Dalam hening yang masih bergeming, kutatap lekat kedua netra legam milik pemuda itu dalam diam. Membiarkan keadaan sekitar menjadi bisu, sama hal nya dengan kita yang sama-sama terpaku. Seperkian detik yang terus berdetak, juga menit yang berlalu pergi bergerak, sedikit melambat untuk menuntun jeda waktu yang singkat.

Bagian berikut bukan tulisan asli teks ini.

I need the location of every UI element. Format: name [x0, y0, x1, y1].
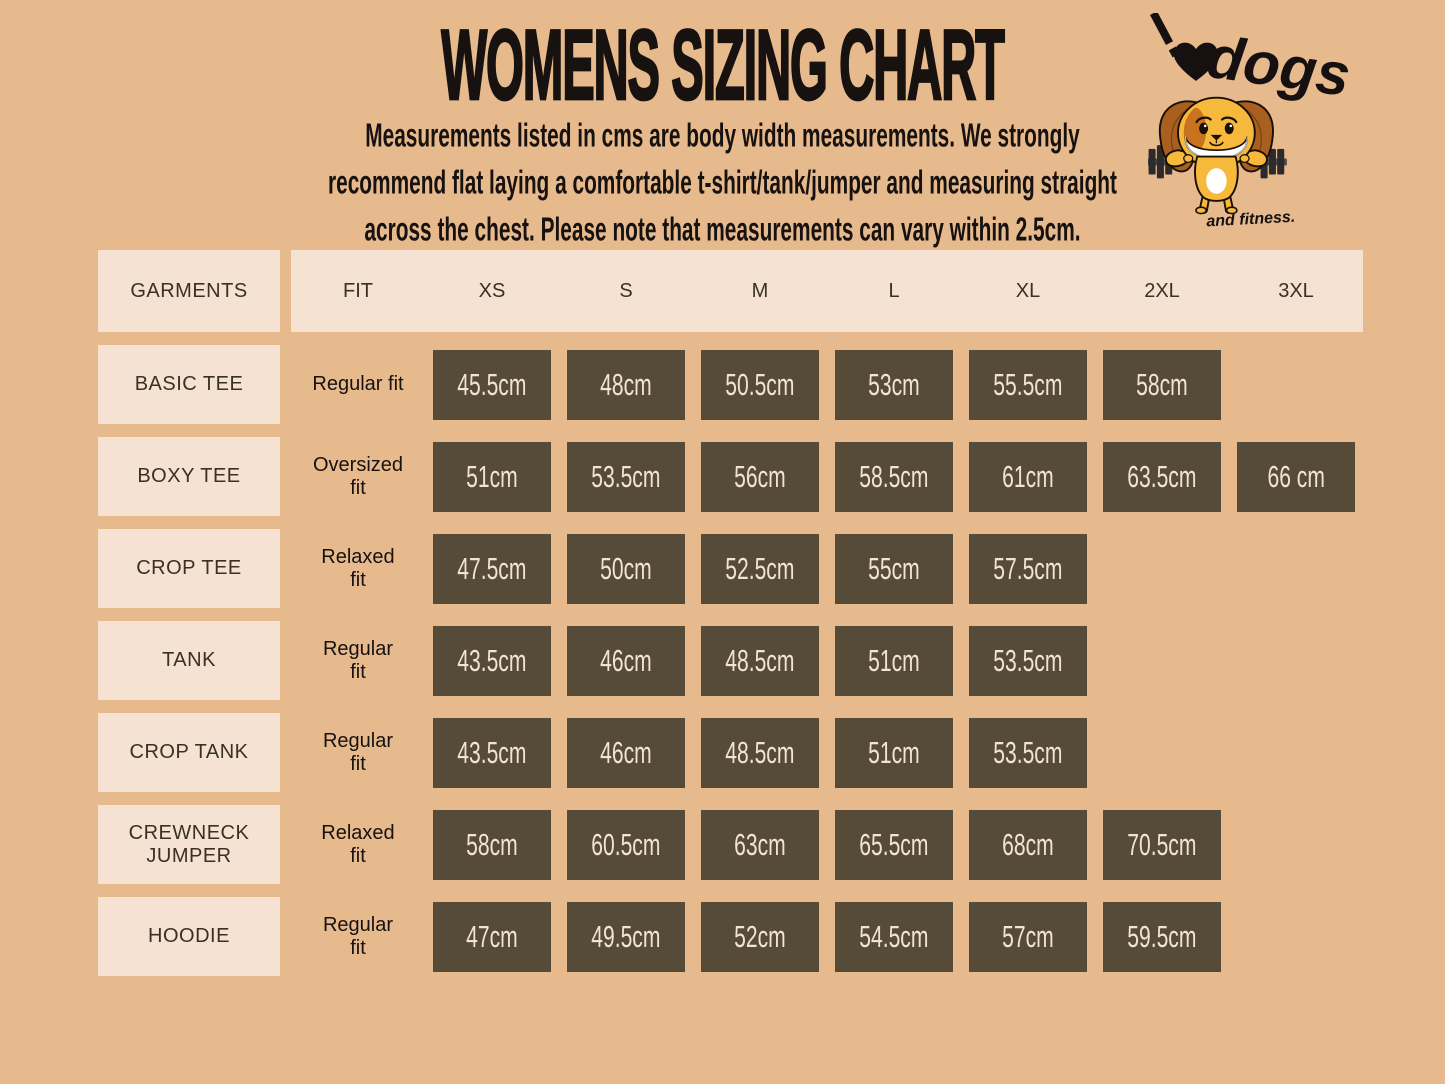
svg-text:and fitness.: and fitness. [1206, 209, 1296, 228]
svg-text:dogs: dogs [1203, 23, 1354, 109]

Pasokan oksigen dalam diri ini kian menipis, membuat dadaku terasa sesak tanpa tahu mengapa. Udara yang berhembus pelan hingga mengusiknya —menelisik setiap helaian halus berwarna hitam pekat milik pemuda bermarga Kim tersebut.

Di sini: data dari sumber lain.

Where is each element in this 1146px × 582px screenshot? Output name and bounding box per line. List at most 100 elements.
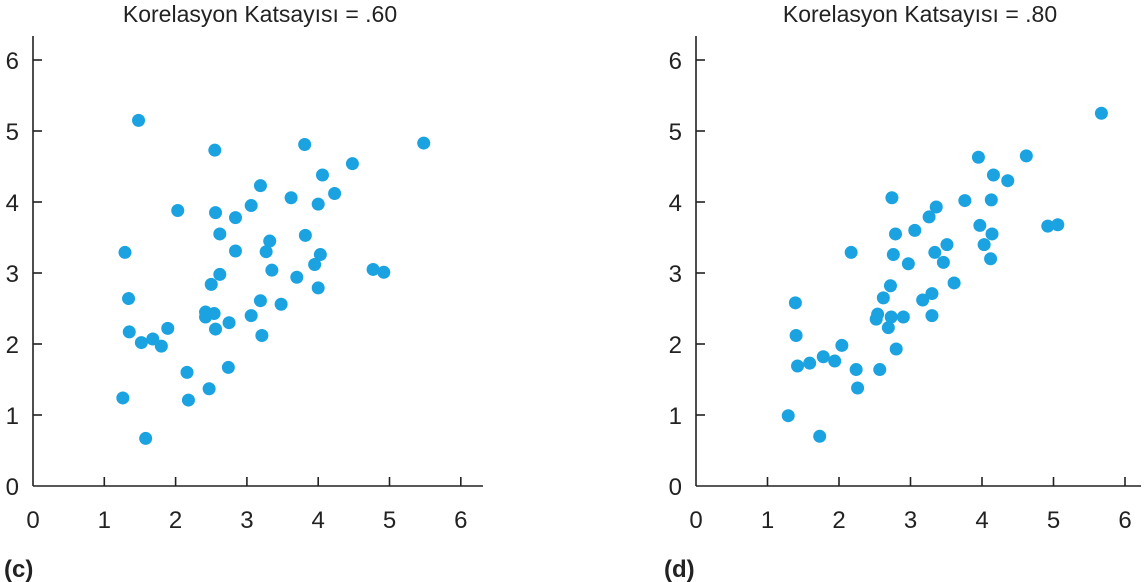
y-tick-label: 3: [6, 261, 19, 288]
panel-label: (d): [664, 556, 695, 582]
x-tick-label: 6: [1118, 507, 1131, 534]
scatter-point: [253, 294, 267, 308]
scatter-point: [308, 257, 322, 271]
scatter-point: [313, 248, 327, 262]
y-tick-label: 2: [6, 332, 19, 359]
y-tick-label: 5: [6, 119, 19, 146]
scatter-point: [207, 306, 221, 320]
x-tick-label: 5: [383, 507, 396, 534]
scatter-point: [132, 113, 146, 127]
y-tick-label: 4: [6, 190, 19, 217]
scatter-point: [844, 245, 858, 259]
scatter-point: [883, 279, 897, 293]
scatter-point: [789, 328, 803, 342]
scatter-point: [328, 186, 342, 200]
x-tick-label: 2: [832, 507, 845, 534]
scatter-point: [134, 336, 148, 350]
scatter-point: [889, 342, 903, 356]
scatter-point: [154, 339, 168, 353]
scatter-point: [122, 292, 136, 306]
x-tick-label: 1: [761, 507, 774, 534]
scatter-point: [916, 293, 930, 307]
scatter-point: [884, 310, 898, 324]
scatter-point: [835, 338, 849, 352]
x-tick-label: 4: [975, 507, 988, 534]
scatter-point: [928, 245, 942, 259]
scatter-point: [171, 204, 185, 218]
scatter-point: [1019, 149, 1033, 163]
scatter-point: [284, 191, 298, 205]
scatter-point: [813, 429, 827, 443]
scatter-point: [881, 321, 895, 335]
scatter-point: [985, 227, 999, 241]
y-tick-label: 6: [6, 48, 19, 75]
scatter-point: [1051, 218, 1065, 232]
scatter-point: [222, 316, 236, 330]
scatter-point: [122, 325, 136, 339]
scatter-point: [180, 365, 194, 379]
scatter-point: [977, 238, 991, 252]
scatter-point: [146, 332, 160, 346]
scatter-point: [1041, 219, 1055, 233]
y-tick-label: 1: [669, 403, 682, 430]
scatter-point: [228, 211, 242, 225]
scatter-panel-d: Korelasyon Katsayısı = .80 0 1 2 3 4 5 6 0 1 2 3 4 5 6…: [664, 1, 1141, 582]
scatter-point: [925, 309, 939, 323]
scatter-point: [788, 296, 802, 310]
scatter-point: [803, 356, 817, 370]
y-tick-label: 3: [669, 261, 682, 288]
scatter-point: [958, 194, 972, 208]
scatter-point: [781, 409, 795, 423]
scatter-point: [886, 248, 900, 262]
scatter-point: [971, 150, 985, 164]
scatter-point: [221, 360, 235, 374]
x-tick-label: 3: [240, 507, 253, 534]
scatter-point: [973, 218, 987, 232]
scatter-point: [873, 363, 887, 377]
x-tick-label: 0: [26, 507, 39, 534]
scatter-point: [118, 245, 132, 259]
scatter-point: [849, 363, 863, 377]
scatter-point: [885, 191, 899, 205]
y-tick-label: 6: [669, 48, 682, 75]
scatter-point: [181, 393, 195, 407]
x-tick-label: 6: [454, 507, 467, 534]
x-tick-label: 0: [689, 507, 702, 534]
scatter-point: [298, 228, 312, 242]
scatter-point: [161, 321, 175, 335]
scatter-point: [1001, 174, 1015, 188]
scatter-point: [290, 270, 304, 284]
y-tick-label: 2: [669, 332, 682, 359]
y-tick-label: 4: [669, 190, 682, 217]
scatter-point: [209, 206, 223, 220]
scatter-point: [896, 310, 910, 324]
y-tick-label: 1: [6, 403, 19, 430]
x-tick-label: 5: [1047, 507, 1060, 534]
x-tick-label: 1: [98, 507, 111, 534]
scatter-point: [228, 244, 242, 258]
scatter-point: [265, 263, 279, 277]
scatter-point: [244, 309, 258, 323]
scatter-point: [263, 234, 277, 248]
scatter-point: [922, 210, 936, 224]
scatter-point: [984, 193, 998, 207]
scatter-point: [936, 255, 950, 269]
scatter-point: [208, 143, 222, 157]
scatter-point: [315, 168, 329, 182]
x-tick-label: 2: [169, 507, 182, 534]
scatter-point: [274, 297, 288, 311]
scatter-point: [984, 252, 998, 266]
scatter-point: [908, 223, 922, 237]
scatter-point: [828, 354, 842, 368]
scatter-point: [204, 277, 218, 291]
scatter-point: [253, 179, 267, 193]
scatter-point: [213, 267, 227, 281]
y-tick-label: 0: [669, 474, 682, 501]
scatter-point: [925, 287, 939, 301]
scatter-point: [851, 381, 865, 395]
scatter-point: [116, 391, 130, 405]
scatter-point: [888, 227, 902, 241]
scatter-panel-c: Korelasyon Katsayısı = .60 0 1 2 3 4 5 6 0 1 2 3 4 5 6…: [4, 1, 483, 582]
x-tick-label: 4: [312, 507, 325, 534]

Berada dalam jarak yang masih terhalang dan anehnya aku masih bisa merasakan rasa cemas dalam dirinya. Tatapan mata yang tajam namun teduh, juga raut wajah lucu yang nyaman. Dalam jarak radius 2 meter, kutatap lekat wajah Dobby tanpa berniat untuk mengalihkan pandangan. Wajahnya masih sama seperti hari kemarin, tetap teduh jauh sebelum kami menjadi asing dalam waktu yang kian melambat.

"Kami putus."

Dan entah mengapa kalimat itu terucap dari bibirku. Hanya 2 buah kata, tetapi mampu membuat Dobby terkejut seketika. Kedua manik miliknya membulat sempurna sembari menatap aku yang masih berdiri di tempat yang sama.

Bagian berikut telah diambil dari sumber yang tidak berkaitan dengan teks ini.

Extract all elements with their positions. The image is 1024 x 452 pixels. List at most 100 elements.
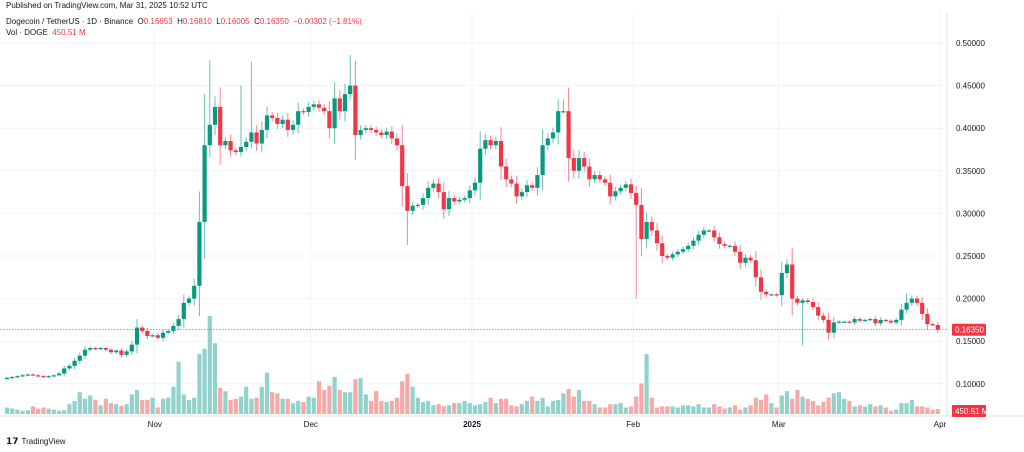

Sesak sekaligus sakit harus mengatakan kalimat itu. Untuk saat ini aku cukup trauma guna mengingat kejadian semalam. Otakku beku, membiarkan lidah ini kelu dan membiarkan tubuh ini menjadi diam membisu. Aku hanya berusaha tegar untuk tidak terlihat rapuh karenanya, kemudian menahan bulir bening yang sudah berlomba-lomba untuk keluar dari pelupuk mata.

Tanpa syarat, kakiku melangkah pelan. Sedikit tertatih, mendekat ke arah Dobby yang enggan untuk menanggapi ucapan dariku. Bagai angin berlalu, Dobby justru membuatku semakin tersedu kala dia menatapku sendu. Bukan sebuah tatapan teduh yang ia berikan seperti kemarin, Dobby menatapku lurus tanpa ingin berucap lebih.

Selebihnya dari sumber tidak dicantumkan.